The commodity market was down after the opening bell on Tuesday as the investors tackled the freshest China industrial output and as the mixed Fed rate hike knocked down the US dollar temporarily. The precious metals and the energy sector were moderately lower while the agricultural stocks were mostly steady.
At the time of writing, WTI crude oil on the New York Mercantile Exchange for January contract went down 0.40 percent to $52.62 per barrel while RBOB gasoline declined 0.29 percent to $153.85 per gallon. Natural gas managed to tick 0.03 percent higher, almost flat at $3.51 per MBTU, while heating oil dropped 0.23 percent to $166.79 per gallon.
On the International Commodity Exchange, Brent crude for February contract plummeted 0.29 percent to $55.53 per barrel.
Technically, the oil market was still steady since the prices were still above $50 in light of the global glut supply. The implementation of the output cut deal could lift the prices higher, thus, this bearish momentum might only be limited and could only last until the market could digest the recent industrial data from China.
Meanwhile, the majority of the precious and industrial metals on the Commodity Exchange slipped. Gold prices for February delivery dropped 0.21 percent to $1,163.50 per troy ounce, while silver lost 0.27 percent to $17.14 per troy ounce for its March contract. Copper futures for March delivery dipped 0.59 percent to $206.35 per pound.
Gold spot was also down 0.02 percent to 1,161.93 per troy ounce and platinum spot skid 0.31 percent to $929.10 per troy ounce.
The yellow metal initially edged higher as a safe haven asset, but the mixed opinions regarding the Fed rate increase erased the gains. A rate increase would definitely be a headwind for gold due to its inverse relationship with the US dollar.
Most of the market strategists are expecting more rate hikes from the central bank of the United States as the US economy has shown signs of recovery. In this case, the bullish momentum for gold will be extended. However, it is possible that investors will shift to another asset, such as silver, which has a huge potential in the market due to its looming demand.

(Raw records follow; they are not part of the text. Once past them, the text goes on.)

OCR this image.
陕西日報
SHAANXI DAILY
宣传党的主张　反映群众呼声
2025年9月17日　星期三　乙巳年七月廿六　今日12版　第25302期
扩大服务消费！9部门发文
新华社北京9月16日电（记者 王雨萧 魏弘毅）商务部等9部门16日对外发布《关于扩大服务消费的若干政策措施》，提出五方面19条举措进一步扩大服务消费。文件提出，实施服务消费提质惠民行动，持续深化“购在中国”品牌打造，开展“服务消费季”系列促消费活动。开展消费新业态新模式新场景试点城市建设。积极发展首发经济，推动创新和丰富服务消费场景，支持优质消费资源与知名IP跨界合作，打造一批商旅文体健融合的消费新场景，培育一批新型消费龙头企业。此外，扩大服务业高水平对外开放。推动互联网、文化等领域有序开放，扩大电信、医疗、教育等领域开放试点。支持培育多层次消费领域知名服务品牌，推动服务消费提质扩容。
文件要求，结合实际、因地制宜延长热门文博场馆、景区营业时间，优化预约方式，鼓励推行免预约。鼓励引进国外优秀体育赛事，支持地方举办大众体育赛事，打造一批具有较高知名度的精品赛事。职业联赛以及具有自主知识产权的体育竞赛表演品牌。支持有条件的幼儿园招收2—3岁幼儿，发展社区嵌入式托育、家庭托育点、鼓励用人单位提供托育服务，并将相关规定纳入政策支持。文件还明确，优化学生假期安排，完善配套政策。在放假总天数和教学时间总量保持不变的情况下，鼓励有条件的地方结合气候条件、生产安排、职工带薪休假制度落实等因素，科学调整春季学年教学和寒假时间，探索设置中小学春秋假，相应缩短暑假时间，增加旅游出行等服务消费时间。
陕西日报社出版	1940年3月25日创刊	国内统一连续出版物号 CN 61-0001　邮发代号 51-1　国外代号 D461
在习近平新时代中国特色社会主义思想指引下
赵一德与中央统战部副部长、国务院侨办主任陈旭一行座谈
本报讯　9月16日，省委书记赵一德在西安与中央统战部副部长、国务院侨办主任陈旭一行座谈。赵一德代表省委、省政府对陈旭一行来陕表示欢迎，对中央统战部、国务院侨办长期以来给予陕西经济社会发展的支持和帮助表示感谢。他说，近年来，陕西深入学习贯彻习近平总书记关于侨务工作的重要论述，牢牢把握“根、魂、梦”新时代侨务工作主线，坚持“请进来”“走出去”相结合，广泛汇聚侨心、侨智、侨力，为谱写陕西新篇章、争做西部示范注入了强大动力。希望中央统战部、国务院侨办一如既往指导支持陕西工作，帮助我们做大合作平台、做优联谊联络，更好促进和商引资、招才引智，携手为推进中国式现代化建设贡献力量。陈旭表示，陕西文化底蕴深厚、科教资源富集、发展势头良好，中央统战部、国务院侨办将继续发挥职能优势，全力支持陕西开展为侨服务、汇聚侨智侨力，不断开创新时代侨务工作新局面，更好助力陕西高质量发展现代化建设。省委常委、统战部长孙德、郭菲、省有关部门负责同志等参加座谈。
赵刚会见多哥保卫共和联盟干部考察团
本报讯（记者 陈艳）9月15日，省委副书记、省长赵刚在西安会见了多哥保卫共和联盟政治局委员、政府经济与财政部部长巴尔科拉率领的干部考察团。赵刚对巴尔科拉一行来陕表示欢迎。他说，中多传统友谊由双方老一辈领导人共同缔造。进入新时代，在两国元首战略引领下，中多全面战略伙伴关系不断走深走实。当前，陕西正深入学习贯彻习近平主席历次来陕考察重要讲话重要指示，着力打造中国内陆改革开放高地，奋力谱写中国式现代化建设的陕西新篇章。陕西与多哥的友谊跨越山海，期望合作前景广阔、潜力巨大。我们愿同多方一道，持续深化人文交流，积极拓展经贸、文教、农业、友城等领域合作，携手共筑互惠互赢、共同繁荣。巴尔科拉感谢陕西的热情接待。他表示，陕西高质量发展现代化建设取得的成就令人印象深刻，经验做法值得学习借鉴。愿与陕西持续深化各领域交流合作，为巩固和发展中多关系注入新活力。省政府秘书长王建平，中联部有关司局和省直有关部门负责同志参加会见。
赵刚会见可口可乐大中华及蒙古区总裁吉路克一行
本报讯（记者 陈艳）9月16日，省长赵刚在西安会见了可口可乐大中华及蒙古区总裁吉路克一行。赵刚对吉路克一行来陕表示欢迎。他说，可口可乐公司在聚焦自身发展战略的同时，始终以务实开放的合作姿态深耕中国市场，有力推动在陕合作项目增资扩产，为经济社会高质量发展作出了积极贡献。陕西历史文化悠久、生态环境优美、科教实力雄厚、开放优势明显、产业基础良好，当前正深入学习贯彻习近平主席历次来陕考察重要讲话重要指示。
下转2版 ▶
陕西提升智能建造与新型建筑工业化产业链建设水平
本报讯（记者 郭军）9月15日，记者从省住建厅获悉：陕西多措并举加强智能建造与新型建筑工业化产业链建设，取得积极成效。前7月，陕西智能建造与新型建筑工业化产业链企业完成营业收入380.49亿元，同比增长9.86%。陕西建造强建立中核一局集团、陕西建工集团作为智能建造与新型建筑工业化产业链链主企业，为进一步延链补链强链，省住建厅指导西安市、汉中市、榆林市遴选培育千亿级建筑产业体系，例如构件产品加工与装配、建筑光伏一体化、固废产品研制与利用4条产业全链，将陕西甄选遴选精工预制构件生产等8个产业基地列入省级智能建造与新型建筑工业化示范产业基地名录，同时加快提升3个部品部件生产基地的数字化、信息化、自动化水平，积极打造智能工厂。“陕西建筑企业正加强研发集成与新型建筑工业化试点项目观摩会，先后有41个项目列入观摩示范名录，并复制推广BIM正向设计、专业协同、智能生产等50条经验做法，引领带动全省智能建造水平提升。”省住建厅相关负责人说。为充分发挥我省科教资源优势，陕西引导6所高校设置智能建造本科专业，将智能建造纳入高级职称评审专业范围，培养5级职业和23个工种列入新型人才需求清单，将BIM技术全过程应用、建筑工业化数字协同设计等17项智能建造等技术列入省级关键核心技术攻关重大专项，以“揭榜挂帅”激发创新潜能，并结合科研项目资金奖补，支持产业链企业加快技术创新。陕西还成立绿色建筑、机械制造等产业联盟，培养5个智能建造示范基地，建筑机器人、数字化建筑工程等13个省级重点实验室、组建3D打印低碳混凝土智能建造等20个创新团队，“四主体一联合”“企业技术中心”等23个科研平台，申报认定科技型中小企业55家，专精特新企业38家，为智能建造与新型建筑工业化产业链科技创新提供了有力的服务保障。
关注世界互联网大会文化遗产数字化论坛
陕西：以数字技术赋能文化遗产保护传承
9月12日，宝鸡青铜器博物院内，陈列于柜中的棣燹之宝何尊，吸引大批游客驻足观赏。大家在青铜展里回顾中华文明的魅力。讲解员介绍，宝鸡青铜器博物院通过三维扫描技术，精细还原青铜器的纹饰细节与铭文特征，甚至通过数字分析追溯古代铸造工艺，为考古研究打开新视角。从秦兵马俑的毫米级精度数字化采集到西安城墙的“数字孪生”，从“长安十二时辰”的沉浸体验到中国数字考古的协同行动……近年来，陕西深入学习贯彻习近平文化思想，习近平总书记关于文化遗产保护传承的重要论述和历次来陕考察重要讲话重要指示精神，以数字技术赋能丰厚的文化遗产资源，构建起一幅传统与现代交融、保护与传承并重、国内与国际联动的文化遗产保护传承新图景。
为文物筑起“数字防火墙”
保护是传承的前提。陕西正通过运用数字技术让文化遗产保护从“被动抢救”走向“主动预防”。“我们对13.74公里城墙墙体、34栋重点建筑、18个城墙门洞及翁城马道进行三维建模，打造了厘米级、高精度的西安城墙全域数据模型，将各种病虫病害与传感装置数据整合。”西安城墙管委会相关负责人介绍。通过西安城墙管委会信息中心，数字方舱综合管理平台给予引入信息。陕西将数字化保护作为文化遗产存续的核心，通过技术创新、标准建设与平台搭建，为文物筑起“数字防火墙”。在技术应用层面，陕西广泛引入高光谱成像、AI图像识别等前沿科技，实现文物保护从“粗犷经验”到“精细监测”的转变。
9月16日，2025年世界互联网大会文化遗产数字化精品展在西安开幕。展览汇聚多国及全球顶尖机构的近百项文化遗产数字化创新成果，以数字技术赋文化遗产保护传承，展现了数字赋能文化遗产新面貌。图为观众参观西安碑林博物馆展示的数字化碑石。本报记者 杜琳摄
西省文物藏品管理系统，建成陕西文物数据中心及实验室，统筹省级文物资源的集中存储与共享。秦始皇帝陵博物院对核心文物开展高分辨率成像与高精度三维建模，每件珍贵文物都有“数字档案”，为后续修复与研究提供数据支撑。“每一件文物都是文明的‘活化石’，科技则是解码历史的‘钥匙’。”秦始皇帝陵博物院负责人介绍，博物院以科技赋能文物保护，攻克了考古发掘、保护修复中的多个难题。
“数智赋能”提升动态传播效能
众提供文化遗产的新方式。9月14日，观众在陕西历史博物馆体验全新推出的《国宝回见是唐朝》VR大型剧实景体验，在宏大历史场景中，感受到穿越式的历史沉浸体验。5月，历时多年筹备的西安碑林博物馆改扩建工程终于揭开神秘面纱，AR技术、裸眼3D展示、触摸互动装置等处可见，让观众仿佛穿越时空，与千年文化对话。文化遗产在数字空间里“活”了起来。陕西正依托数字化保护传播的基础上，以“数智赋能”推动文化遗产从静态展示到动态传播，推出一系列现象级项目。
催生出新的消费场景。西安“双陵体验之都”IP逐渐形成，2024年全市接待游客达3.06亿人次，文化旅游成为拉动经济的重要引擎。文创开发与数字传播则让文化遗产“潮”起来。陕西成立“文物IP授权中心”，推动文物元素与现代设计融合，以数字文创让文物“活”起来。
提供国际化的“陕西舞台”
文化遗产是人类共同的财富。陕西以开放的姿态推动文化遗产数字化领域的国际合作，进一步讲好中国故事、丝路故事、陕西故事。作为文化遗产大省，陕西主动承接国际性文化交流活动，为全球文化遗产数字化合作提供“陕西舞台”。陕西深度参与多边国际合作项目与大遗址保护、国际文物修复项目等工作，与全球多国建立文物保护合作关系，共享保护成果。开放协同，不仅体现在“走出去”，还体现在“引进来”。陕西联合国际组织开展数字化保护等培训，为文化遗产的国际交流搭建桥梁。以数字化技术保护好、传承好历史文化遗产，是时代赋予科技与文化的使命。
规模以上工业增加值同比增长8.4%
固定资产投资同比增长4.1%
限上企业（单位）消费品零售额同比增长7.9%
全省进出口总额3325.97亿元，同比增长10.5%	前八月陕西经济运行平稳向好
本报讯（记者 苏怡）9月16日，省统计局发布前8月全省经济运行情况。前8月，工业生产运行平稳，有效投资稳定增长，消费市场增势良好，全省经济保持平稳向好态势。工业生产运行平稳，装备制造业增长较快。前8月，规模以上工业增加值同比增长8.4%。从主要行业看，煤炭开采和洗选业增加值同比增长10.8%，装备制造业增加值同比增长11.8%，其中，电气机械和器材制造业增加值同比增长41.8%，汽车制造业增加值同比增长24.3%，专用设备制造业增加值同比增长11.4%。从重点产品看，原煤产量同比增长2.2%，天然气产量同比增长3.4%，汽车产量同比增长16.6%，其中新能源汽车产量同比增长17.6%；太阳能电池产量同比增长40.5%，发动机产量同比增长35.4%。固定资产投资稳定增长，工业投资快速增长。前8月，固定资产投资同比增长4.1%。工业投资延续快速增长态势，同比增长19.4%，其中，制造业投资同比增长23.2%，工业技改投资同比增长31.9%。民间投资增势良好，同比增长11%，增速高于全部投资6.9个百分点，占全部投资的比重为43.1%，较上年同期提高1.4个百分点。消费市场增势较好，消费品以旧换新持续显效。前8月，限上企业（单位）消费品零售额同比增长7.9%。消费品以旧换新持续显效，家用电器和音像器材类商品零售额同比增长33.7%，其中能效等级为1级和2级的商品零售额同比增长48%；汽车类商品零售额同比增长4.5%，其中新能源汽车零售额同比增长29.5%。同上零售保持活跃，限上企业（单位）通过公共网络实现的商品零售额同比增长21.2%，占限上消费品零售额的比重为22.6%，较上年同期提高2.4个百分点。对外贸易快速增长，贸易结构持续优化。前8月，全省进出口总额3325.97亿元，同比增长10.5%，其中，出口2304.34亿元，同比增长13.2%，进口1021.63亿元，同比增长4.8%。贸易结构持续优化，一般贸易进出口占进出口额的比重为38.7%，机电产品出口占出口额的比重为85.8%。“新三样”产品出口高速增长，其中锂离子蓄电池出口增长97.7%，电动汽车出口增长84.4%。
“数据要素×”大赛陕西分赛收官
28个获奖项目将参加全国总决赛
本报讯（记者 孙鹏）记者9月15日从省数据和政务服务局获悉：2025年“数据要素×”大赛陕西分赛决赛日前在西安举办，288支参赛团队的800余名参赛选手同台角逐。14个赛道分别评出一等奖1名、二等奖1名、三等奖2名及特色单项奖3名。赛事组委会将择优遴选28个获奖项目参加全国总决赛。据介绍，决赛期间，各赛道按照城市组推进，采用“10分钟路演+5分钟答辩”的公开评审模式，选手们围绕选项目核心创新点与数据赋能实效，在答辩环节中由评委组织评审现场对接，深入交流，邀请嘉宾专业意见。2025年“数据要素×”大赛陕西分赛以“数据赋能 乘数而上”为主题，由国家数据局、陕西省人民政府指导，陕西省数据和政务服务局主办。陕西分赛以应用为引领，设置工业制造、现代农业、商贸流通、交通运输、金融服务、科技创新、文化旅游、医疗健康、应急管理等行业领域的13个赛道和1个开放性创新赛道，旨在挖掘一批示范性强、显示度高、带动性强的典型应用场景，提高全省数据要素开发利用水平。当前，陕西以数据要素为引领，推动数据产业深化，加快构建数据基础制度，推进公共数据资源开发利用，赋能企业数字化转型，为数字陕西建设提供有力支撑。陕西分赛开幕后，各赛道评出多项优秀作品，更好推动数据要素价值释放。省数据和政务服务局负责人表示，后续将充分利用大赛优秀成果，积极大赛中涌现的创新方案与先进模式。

In terms of the agricultural stock, corn was flat at 360.50 USD/bu, while cocoa and live cattle increased 3.23 percent and 2.19 percent respectively. Wheat was still down with 0.36 percent while cotton lost 0.10 percent.
Apparently, the climb of industrial production in China affected the interest of the investors. Aside from the return of market confidence in China, the data also signaled for the recovery of the second largest economy in the world. Taking into consideration its strong trade link and dependence on the commodities, the commodity currencies traded higher reasonably. The commodities failed to trade with the flow only due to the mixed sentiments over the Fed rate hike.